Hosts Dr. M. Sanjayan, Liz Bonnin and Steve Backshall could not contain their rapture for Monterey Bay and all it holds — but I wish they would have, just a little bit. Especially Backshall. Granted, he broke from a story to cover the surprise appearance of a blue whale, and became practically screechy in the details, with all the breathless rat-a-tat of narrators describing a counter-attack in an English Premier League soccer match. I give him his due there.
Unfortunately, that's how he reported on everything else during the shows, high pitched and over the top.
At the end of the last night, enthralled by the "unprecedented" activity of life in the Monterey Bay this time of year, one of the hosts called Backshall a hero — for … covering the sea life? from a boat? diving at night? Backshall, a professional adventurer, said "Thank you." Fortunate to do what he does, yes. Hero?

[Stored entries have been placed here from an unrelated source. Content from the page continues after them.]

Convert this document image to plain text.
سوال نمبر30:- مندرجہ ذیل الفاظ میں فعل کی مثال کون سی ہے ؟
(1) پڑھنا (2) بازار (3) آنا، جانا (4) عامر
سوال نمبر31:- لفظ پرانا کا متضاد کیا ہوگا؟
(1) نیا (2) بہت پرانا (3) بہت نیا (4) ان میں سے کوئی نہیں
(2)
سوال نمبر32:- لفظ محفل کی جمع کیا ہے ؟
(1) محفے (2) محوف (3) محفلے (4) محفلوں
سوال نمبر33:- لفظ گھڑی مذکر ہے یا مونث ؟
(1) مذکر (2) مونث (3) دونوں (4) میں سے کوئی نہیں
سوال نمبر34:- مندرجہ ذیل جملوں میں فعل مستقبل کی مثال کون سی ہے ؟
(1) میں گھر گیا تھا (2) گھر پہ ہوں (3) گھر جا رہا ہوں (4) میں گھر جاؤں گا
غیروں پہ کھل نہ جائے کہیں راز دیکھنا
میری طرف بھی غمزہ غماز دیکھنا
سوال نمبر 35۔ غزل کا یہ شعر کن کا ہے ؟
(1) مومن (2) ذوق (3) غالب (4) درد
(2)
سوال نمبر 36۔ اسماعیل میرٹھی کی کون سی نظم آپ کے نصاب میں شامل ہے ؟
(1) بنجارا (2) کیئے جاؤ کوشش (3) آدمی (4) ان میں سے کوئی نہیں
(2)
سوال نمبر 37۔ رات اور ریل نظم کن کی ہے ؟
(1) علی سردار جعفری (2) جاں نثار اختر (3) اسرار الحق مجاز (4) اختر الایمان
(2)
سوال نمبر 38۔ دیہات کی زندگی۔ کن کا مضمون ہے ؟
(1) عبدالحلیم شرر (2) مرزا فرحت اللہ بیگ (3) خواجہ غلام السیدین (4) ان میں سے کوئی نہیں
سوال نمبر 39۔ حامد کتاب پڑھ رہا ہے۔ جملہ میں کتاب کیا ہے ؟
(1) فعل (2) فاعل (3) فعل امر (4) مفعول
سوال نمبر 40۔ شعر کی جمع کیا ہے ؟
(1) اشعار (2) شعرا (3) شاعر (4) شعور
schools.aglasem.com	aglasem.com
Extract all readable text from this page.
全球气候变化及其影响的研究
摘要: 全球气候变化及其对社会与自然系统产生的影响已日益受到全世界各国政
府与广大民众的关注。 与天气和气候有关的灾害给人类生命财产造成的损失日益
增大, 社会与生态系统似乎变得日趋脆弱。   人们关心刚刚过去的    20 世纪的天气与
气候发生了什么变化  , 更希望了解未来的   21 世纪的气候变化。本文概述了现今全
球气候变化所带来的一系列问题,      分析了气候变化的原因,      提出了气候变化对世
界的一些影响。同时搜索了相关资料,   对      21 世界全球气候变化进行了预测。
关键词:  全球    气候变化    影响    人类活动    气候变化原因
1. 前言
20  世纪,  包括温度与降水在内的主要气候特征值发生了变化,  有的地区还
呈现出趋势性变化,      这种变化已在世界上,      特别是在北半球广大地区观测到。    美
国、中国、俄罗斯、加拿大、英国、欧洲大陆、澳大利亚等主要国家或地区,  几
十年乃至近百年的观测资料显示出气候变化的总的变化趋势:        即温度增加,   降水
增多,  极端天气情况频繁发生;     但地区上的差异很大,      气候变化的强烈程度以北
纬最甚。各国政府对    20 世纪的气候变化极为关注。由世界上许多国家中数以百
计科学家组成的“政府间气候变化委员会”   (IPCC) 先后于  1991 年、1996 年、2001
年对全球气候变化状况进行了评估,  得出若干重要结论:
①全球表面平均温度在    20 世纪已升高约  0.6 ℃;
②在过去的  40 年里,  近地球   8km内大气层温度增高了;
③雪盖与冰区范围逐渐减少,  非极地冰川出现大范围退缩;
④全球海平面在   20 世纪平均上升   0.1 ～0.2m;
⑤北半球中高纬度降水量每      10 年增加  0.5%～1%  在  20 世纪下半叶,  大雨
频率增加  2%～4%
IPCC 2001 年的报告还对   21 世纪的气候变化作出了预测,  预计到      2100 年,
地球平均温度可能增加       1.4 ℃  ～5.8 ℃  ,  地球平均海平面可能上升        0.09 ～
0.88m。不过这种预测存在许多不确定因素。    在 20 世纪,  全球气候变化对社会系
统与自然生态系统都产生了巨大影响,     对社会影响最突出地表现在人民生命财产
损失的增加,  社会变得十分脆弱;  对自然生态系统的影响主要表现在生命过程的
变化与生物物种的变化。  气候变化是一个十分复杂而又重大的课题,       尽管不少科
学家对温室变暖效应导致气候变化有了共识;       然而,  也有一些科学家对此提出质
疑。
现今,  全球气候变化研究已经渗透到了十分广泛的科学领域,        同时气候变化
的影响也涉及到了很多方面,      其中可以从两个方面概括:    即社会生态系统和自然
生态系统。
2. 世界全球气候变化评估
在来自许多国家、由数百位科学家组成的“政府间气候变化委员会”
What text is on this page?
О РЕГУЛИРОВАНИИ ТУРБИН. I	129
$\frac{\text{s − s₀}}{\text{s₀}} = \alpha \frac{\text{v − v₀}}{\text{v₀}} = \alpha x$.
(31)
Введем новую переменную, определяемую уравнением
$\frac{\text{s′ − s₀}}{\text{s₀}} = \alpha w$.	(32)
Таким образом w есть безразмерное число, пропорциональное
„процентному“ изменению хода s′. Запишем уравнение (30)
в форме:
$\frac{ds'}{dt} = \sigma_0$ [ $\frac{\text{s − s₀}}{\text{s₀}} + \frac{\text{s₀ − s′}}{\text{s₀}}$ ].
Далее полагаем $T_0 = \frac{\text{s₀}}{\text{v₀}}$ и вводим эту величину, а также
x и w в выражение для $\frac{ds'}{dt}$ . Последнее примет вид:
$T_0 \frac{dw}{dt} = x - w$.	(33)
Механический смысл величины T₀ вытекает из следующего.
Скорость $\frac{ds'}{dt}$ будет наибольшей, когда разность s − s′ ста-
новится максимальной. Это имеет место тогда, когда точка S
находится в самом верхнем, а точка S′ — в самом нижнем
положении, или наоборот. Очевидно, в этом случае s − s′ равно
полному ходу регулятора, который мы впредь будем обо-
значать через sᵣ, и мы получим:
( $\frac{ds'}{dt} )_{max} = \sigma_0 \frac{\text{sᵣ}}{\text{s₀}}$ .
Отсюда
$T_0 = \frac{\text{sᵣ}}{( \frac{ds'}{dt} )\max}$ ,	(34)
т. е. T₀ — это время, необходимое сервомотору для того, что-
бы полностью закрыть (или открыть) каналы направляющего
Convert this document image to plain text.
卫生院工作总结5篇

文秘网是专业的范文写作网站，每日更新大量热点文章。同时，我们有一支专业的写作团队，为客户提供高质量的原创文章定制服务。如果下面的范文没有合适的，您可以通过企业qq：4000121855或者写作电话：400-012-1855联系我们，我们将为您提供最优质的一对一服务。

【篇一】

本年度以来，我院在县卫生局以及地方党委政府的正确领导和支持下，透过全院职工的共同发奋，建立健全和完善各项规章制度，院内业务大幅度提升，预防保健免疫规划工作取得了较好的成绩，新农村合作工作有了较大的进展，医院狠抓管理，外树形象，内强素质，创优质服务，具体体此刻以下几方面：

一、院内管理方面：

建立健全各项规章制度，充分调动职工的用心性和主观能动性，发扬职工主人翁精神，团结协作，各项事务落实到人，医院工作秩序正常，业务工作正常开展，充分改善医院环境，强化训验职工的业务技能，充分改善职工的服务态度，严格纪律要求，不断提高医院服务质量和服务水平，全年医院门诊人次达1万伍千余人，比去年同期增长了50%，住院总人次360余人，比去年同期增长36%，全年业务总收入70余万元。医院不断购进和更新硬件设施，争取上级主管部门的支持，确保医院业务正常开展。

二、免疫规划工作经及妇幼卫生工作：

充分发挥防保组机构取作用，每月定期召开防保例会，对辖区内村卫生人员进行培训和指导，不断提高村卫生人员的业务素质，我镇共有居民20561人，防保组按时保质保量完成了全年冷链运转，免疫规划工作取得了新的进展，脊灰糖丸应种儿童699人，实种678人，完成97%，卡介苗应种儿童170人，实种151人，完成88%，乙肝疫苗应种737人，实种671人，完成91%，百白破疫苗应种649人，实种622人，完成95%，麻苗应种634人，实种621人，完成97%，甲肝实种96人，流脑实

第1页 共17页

Bring it down a notch.
Yet — I watched.
Not wall to wall — I had to see if my San Francisco Giants were going to win at least one game from the division-leading Los Angeles Dodgers (they didn't) — but I checked between pitches and at commercial breaks, and eventually in big chunks when it became clear the Giants weren't going to manufacture runs.
I learned more than I expected. My new favorite animal of the bay is a bird called the sooty shearwater — great name for a shortstop! — which each year flies 39,000 miles in a great swooping oceanic arc from New Zealand to Monterey Bay, and fishes by swimming deep through the water.
My favorite presentations were by Dr. Joy Reidenberg, who used animal skeletons to explain the features that allow the blue whale to rake in water equal to its body volume through its jaws, or a sea lion to walk on the beach in a way that seals can't.
I'm not sure why it was a live broadcast. It was the dark of evening when the hosts coordinated the dance of taped stories from a landing at the Monterey Bay Aquarium. Between stories, they brought in their experts to add information, relayed questions from TV and Internet viewers — it was über multimedia — checked viewer polls and placed stickers on giant wall and floor maps of the bay to underscore their story subjects.
Imagine CNN bringing its overheated attention to a plan crash, except with sea otters.
But the bay disappeared into the inky blackness in the live portions. Except for one evening, when Backshall dove into the giant kelp forest, most of the stories were prerecorded in daylight.
Yet — I watched.
Maybe that was enough of a hook, different enough from the somnolent narration of most nature shows to lure me. Several of the swimmers I know brought the show to my attention.
Plus, it was about Monterey Bay! I mean, come on!
High ocean temperatures and the time of year have brought humpback whales, blue whales, great white sharks, orcas, sea elephants and male sea lions in a great congregation to Monterey Bay, making it must-see TV.
Maybe I'm jealous. Maybe I'm brooding subconsciously from the coincident association with Big Blue and Dodger Blue (damn you, Clayton Kershaw, and your strikeout curveball too!)
Maybe I wish every news host could be like M. Sanjayan, who practically had to be propped up in his fervor on the last night when he wished aloud that if Monterey Bay could be restored to health, then so could every other ecological disaster area.
Maybe I just so want to be there, giddy and gesticulating at the beauty, breathlessly narrating to any with the intestinal fortitude to listen.